We note that the strategies that exhibit strong evolutionary fitness are ones that are able to adapt their behaviour: they do not extort strong strategies (thus cooperation evolves) but they do extort weaker ones. For example, here is a list of strategies against which `EvolvedFSM16` is close to being ZD ($\text{SSError} < 0.05$) and is close to being extortionate: ($p_4 < 0.05$):

In [20]:
for opponent in parameters.PLAYER_GROUPS["full"]:
    players = (axl.EvolvedFSM16(), opponent)
    axl.seed(0)
    match = axl.Match(players, turns=parameters.TURNS)
    interactions = match.play()
    p = get_p_from_interactions(interactions=interactions)[0]
    x, SSError = zd.compute_least_squares(p)
    if SSError < 0.05 and p[3] < 0.05:
        alpha, beta = x
        scores = match.final_score_per_turn()
        print(f"vs {opponent}, chi={round(-beta / alpha, 2)}, (S_X - 1)/(S_Y - 1)={round((scores[0] - 1) / (scores[1] - 1), 2)}")

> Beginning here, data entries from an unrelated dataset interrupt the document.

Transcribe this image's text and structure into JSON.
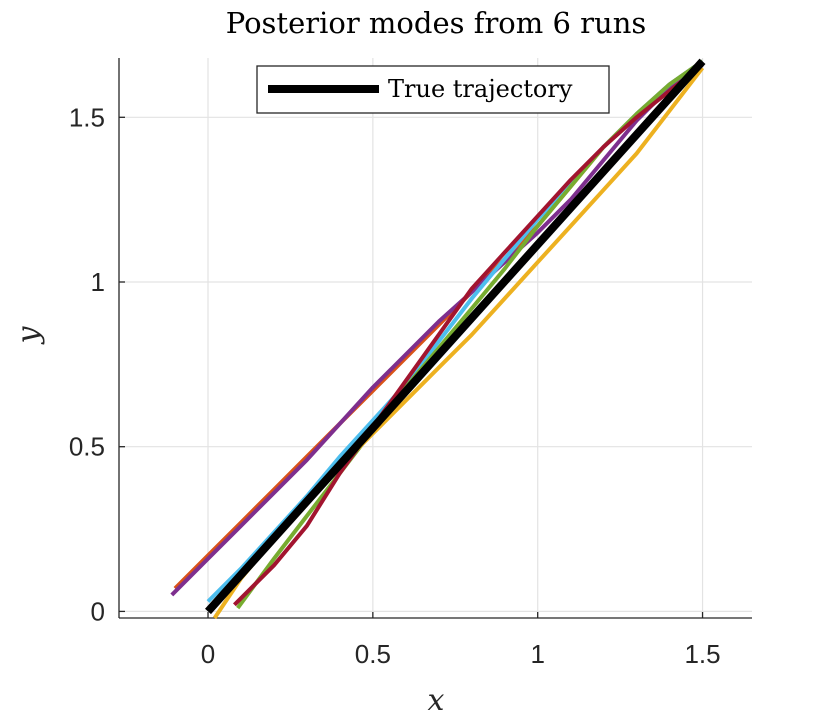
{
  "chart_data": {
    "type": "line",
    "title": "Posterior modes from 6 runs",
    "xlabel": "x",
    "ylabel": "y",
    "xlim": [
      -0.27,
      1.65
    ],
    "ylim": [
      -0.02,
      1.68
    ],
    "x_ticks": [
      0,
      0.5,
      1,
      1.5
    ],
    "x_tick_labels": [
      "0",
      "0.5",
      "1",
      "1.5"
    ],
    "y_ticks": [
      0,
      0.5,
      1,
      1.5
    ],
    "y_tick_labels": [
      "0",
      "0.5",
      "1",
      "1.5"
    ],
    "grid": true,
    "legend": {
      "placement": "top-center",
      "entries": [
        "True trajectory"
      ]
    },
    "series": [
      {
        "color": "#D95319",
        "x": [
          -0.1,
          0.0,
          0.1,
          0.2,
          0.3,
          0.4,
          0.5,
          0.6,
          0.7,
          0.8,
          0.9,
          1.0,
          1.1,
          1.2,
          1.3,
          1.4,
          1.5
        ],
        "y": [
          0.07,
          0.17,
          0.27,
          0.37,
          0.47,
          0.57,
          0.67,
          0.77,
          0.87,
          0.97,
          1.07,
          1.17,
          1.29,
          1.41,
          1.51,
          1.6,
          1.67
        ]
      },
      {
        "color": "#7E2F8E",
        "x": [
          -0.11,
          0.0,
          0.1,
          0.2,
          0.3,
          0.4,
          0.5,
          0.6,
          0.7,
          0.8,
          0.9,
          1.0,
          1.1,
          1.2,
          1.3,
          1.4,
          1.5
        ],
        "y": [
          0.05,
          0.16,
          0.26,
          0.36,
          0.46,
          0.57,
          0.68,
          0.78,
          0.88,
          0.97,
          1.06,
          1.15,
          1.25,
          1.37,
          1.49,
          1.59,
          1.67
        ]
      },
      {
        "color": "#4DBEEE",
        "x": [
          0.0,
          0.1,
          0.2,
          0.3,
          0.4,
          0.5,
          0.6,
          0.7,
          0.8,
          0.9,
          1.0,
          1.1,
          1.2,
          1.3,
          1.4,
          1.5
        ],
        "y": [
          0.03,
          0.13,
          0.24,
          0.35,
          0.47,
          0.58,
          0.69,
          0.82,
          0.95,
          1.07,
          1.19,
          1.3,
          1.41,
          1.51,
          1.6,
          1.67
        ]
      },
      {
        "color": "#77AC30",
        "x": [
          0.09,
          0.2,
          0.3,
          0.4,
          0.5,
          0.6,
          0.7,
          0.8,
          0.9,
          1.0,
          1.1,
          1.2,
          1.3,
          1.4,
          1.5
        ],
        "y": [
          0.01,
          0.16,
          0.29,
          0.42,
          0.55,
          0.68,
          0.8,
          0.92,
          1.04,
          1.17,
          1.29,
          1.41,
          1.51,
          1.6,
          1.67
        ]
      },
      {
        "color": "#EDB120",
        "x": [
          0.02,
          0.1,
          0.2,
          0.3,
          0.4,
          0.5,
          0.6,
          0.7,
          0.8,
          0.9,
          1.0,
          1.1,
          1.2,
          1.3,
          1.4,
          1.5
        ],
        "y": [
          -0.02,
          0.1,
          0.22,
          0.33,
          0.44,
          0.54,
          0.64,
          0.74,
          0.84,
          0.95,
          1.06,
          1.17,
          1.28,
          1.39,
          1.52,
          1.65
        ]
      },
      {
        "color": "#A2142F",
        "x": [
          0.08,
          0.2,
          0.3,
          0.4,
          0.5,
          0.6,
          0.7,
          0.8,
          0.9,
          1.0,
          1.1,
          1.2,
          1.3,
          1.4,
          1.5
        ],
        "y": [
          0.02,
          0.14,
          0.26,
          0.42,
          0.56,
          0.7,
          0.84,
          0.98,
          1.09,
          1.2,
          1.31,
          1.41,
          1.5,
          1.58,
          1.66
        ]
      },
      {
        "name": "True trajectory",
        "color": "#000000",
        "x": [
          0.0,
          1.5
        ],
        "y": [
          0.0,
          1.67
        ]
      }
    ]
  }
}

vs AntiCycler, chi=-5.25, (S_X - 1)/(S_Y - 1)=-4.02
vs Arrogant QLearner, chi=-12.09, (S_X - 1)/(S_Y - 1)=-6.24
vs Bush Mosteller: 0.5, 0.5, 3.0, 0.5, chi=-2.79, (S_X - 1)/(S_Y - 1)=-5.75
vs Cautious QLearner, chi=-12.09, (S_X - 1)/(S_Y - 1)=-6.24
vs Colbert, chi=-8.44, (S_X - 1)/(S_Y - 1)=-4.15
vs Hesitant QLearner, chi=-12.09, (S_X - 1)/(S_Y - 1)=-6.24
vs Knowledgeable Worse and Worse, chi=-11.62, (S_X - 1)/(S_Y - 1)=-5.97
vs Prober 4, chi=-47.75, (S_X - 1)/(S_Y - 1)=1.25
vs Random: 0.5, chi=-3.02, (S_X - 1)/(S_Y - 1)=-4.29
vs Risky QLearner, chi=-12.09, (S_X - 1)/(S_Y - 1)=-6.24
vs Stochastic Cooperator, chi=-4.2, (S_X - 1)/(S_Y - 1)=-6.12
vs ThueMorseInverse, chi=-5.25, (S_X - 1)/(S_Y - 1)=-4.04
vs Tranquilizer, chi=9.25, (S_X - 1)/(S_Y - 1)=1.57
vs Tullock: 11, chi=3.11, (S_X - 1)/(S_Y - 1)=0.52
vs Worse and Worse, chi=-6.72, (S_X - 1)/(S_Y - 1)=-5.41
vs Worse and Worse 2, chi=-8.75, (S_X - 1)/(S_Y - 1)=0.62
vs ZD-Mem2, chi=-3.97, (S_X - 1)/(S_Y - 1)=-35.48


This work shows here that not only is there a mathematical basis for suspicion: the calculation of $\text{SSError}$ but that some high performing strategies seem to exhibit suspicious behaviour that allows them to adapt.

## References

[1] Press, William H., and Freeman J. Dyson. "Iterated Prisoner’s Dilemma contains strategies that dominate any evolutionary opponent." Proceedings of the National Academy of Sciences 109.26 (2012): 10409-10413

[2] Stewart, Alexander J., and Joshua B. Plotkin. "Extortion and cooperation in the Prisoner’s Dilemma." Proceedings of the National Academy of Sciences 109.26 (2012): 10134-10135.

[3] Golub, Gene H., and Charles F. Van Loan. Matrix computations. Vol. 3. JHU Press, 2012.

[4] The Axelrod project developers. Axelrod: v4.2.0. 2016. http://doi.org/10.5281/zenodo.1252994

[5] Knight, Vincent, et al. "An Open Framework for the Reproducible Study of the Iterated Prisoner’s Dilemma." Journal of Open Research Software 4.1 (2016).